To avoid leaving fingerprints! These were the only gloves in my possession, thick Christmas mittens. I started carrying them in my pocket during the height of summer, waiting for my chance to break in. As you can testify, I’ve never done anything like this before. I wasn’t going to sneak into Håkan’s farm in the middle of the night as a professional thief might do. I’d be opportunistic, seizing a moment when both Elise and Håkan were out. Remember, this is rural Sweden, no one locks their door, there are no alarms. However, Elise’s behaviour had changed since Mia’s disappearance. She wasn’t working. She sat on the veranda, lost in thought. Earlier I described her as always busy. Not any more—Before you interrupt again, I agree, it could be argued in many ways. Regardless of how you interpret the change in her character, it made it difficult to break in because she was at home much more.

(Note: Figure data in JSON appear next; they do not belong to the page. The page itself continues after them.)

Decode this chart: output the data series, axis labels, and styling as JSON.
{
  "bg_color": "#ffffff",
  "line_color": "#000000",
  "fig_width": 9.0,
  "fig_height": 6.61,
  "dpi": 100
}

One day I caught sight of Elise and Håkan leaving together. I didn’t know where they were going or for how long, maybe they’d be gone for minutes, maybe hours, but this was my only chance and I took it, abandoning my work on the vegetable garden, running through the fields, and knocking on their door just to make sure that the house was empty. There was no reply and I knocked again, asking myself, as I slipped on these thick mittens, whether I had the courage to open this door and walk into their house. As with all sensible people, I’ll break the law if need be. However, that doesn’t mean I find the process easy.
Try the mittens on.
Pick up that glass.
You see?
They have no grip. They’re impractical. No professional burglar would ever choose them. Standing in front of their house I became flustered because I was wearing Christmas mittens in the middle of the summer, trying to break into someone’s farm, and I couldn’t even open the door. The smooth round steel handle didn’t turn easily. I tried many times. In the end I had to clasp the handle with both hands.
Those first few metres inside, from the front door to the bottom of the stairs, were some of the most daunting steps I’ve ever taken. So ingrained were my Swedish customs and sense of household etiquette that I even took off my shoes, an idiotic thing for an intruder to do, depositing my clogs on the bottom step, announcing my presence to anyone who might return home.